Há 170 anos, o fim do tráfico transatlântico de africanos escravizados passou a ser uma prioridade para o Estado brasileiro, que passou a tomar medidas concretas para interrompê-lo. Assim, a promulgação da Lei n. 581, em 4 de setembro de 1850, também conhecida como Lei Eusébio de Queirós, foi um evento crucial na formação e na história da nação brasileira, por razões que vão além da atuação do então ministro cujo nome batizou a lei.

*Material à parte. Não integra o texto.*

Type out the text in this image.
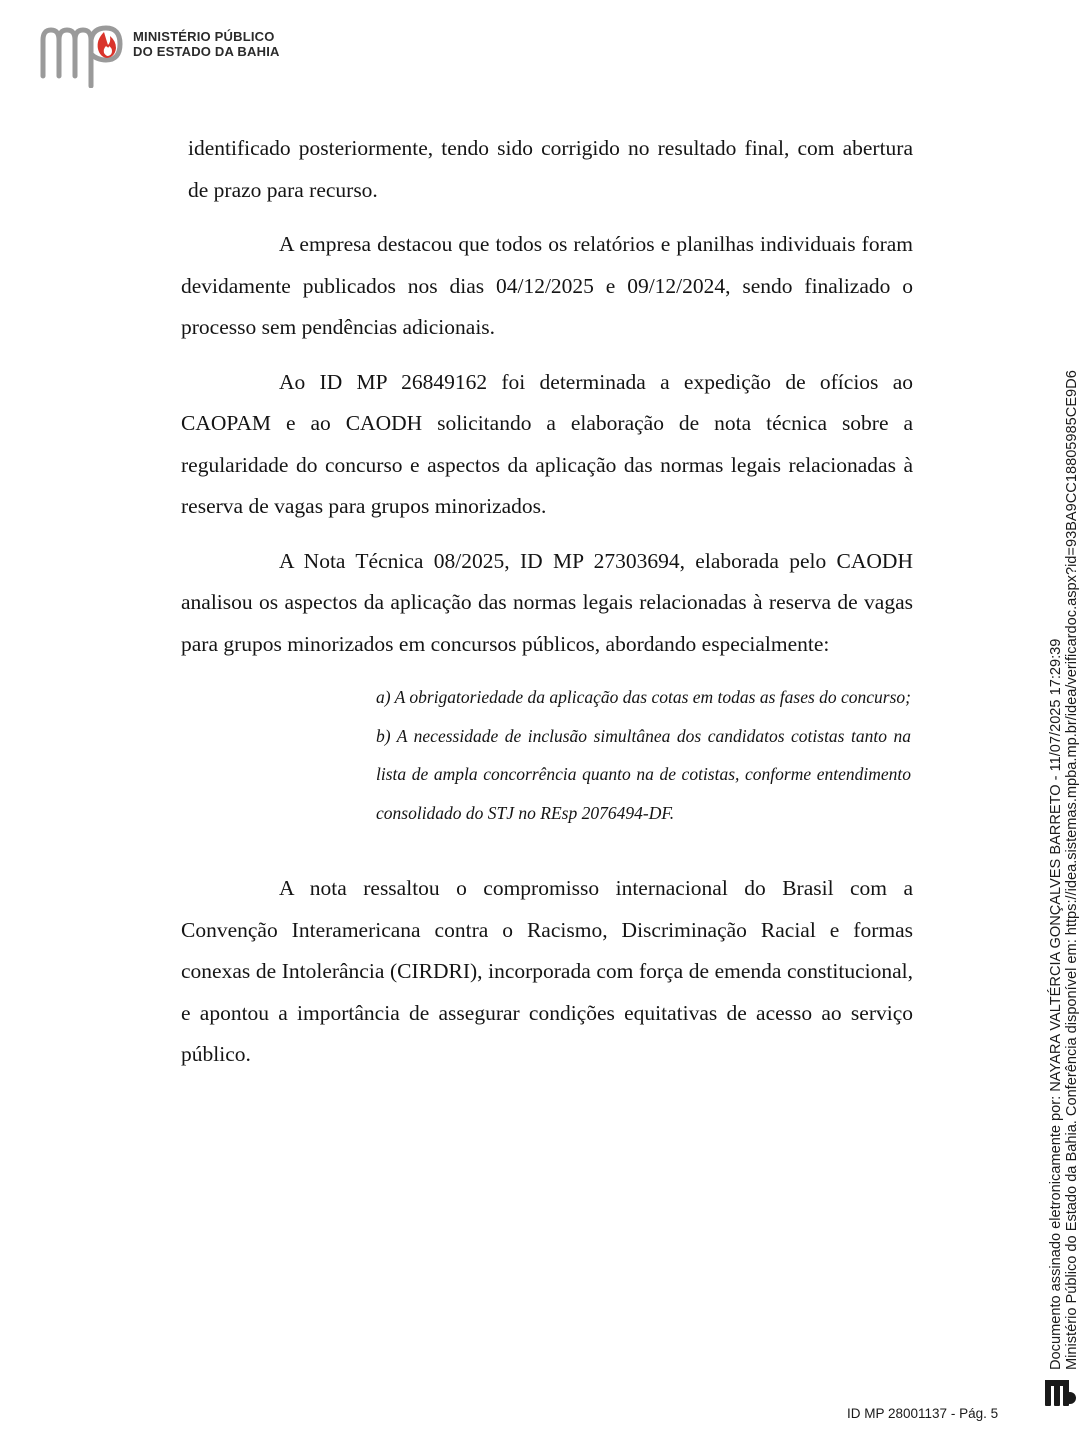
MINISTÉRIO PÚBLICO
DO ESTADO DA BAHIA

identificado posteriormente, tendo sido corrigido no resultado final, com abertura de prazo para recurso.

A empresa destacou que todos os relatórios e planilhas individuais foram devidamente publicados nos dias 04/12/2025 e 09/12/2024, sendo finalizado o processo sem pendências adicionais.

Ao ID MP 26849162 foi determinada a expedição de ofícios ao CAOPAM e ao CAODH solicitando a elaboração de nota técnica sobre a regularidade do concurso e aspectos da aplicação das normas legais relacionadas à reserva de vagas para grupos minorizados.

A Nota Técnica 08/2025, ID MP 27303694, elaborada pelo CAODH analisou os aspectos da aplicação das normas legais relacionadas à reserva de vagas para grupos minorizados em concursos públicos, abordando especialmente:

a) A obrigatoriedade da aplicação das cotas em todas as fases do concurso;

b) A necessidade de inclusão simultânea dos candidatos cotistas tanto na lista de ampla concorrência quanto na de cotistas, conforme entendimento consolidado do STJ no REsp 2076494-DF.

A nota ressaltou o compromisso internacional do Brasil com a Convenção Interamericana contra o Racismo, Discriminação Racial e formas conexas de Intolerância (CIRDRI), incorporada com força de emenda constitucional, e apontou a importância de assegurar condições equitativas de acesso ao serviço público.	Documento assinado eletronicamente por: NAYARA VALTÉRCIA GONÇALVES BARRETO - 11/07/2025 17:29:39 Ministério Público do Estado da Bahia. Conferência disponível em: https://idea.sistemas.mpba.mp.br/idea/verificardoc.aspx?id=93BA9CC18805985CE9D6
ID MP 28001137 - Pág. 5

Em mais de três séculos, o Brasil se tornou o destino de aproximadamente 5,3 milhões de homens, mulheres e crianças, que foram arrancados da África e submetidos à escravidão em minas e plantações de açúcar, algodão e café, nos serviços domésticos e diversas atividades urbanas. Desse total, 4,8 milhões de pessoas sobreviveram à travessia. Ou seja, cerca de 500 mil vidas humanas foram perdidas em quase 10 mil viagens através do Atlântico. Em termos gerais, o Brasil foi a nação que mais recebeu africanos escravizados nas Américas – em torno de 45%, segundo as estatísticas mais recentes.

Em meados do século XIX, o fim do tráfico já havia sido objeto de tratados internacionais assumidos em décadas anteriores, que resultaram, especialmente, na Lei de 7 de novembro de 1831, apelidada de “Lei para inglês ver”. Em 1850, portanto, o Estado brasileiro decretou a segunda lei de abolição do tráfico negreiro, novamente sob pressão inglesa. Nesses dezenove anos que separam uma lei da outra, aproximadamente 800 mil vítimas – uma média de 40 mil pessoas por ano – foram introduzidas no sistema escravista brasileiro, quando essa prática já era
oficialmente um crime.

Quais as consequências do fim do tráfico escravista para a sociedade brasileira como um todo, e em particular para a população negra? Quais os impactos do tráfico nas várias regiões da África devastadas por guerras e mecanismos de escravização que destruíram padrões preexistentes de  organização socioeconômica e política? Como entender a luta contra o tráfico a partir do reconhecimento do papel histórico dos próprios escravizados no combate ao infame comércio? Como refletir sobre a memória do tráfico num contexto caracterizado pelo racismo estrutural, a supremacia branca e o genocídio da população negra brasileira?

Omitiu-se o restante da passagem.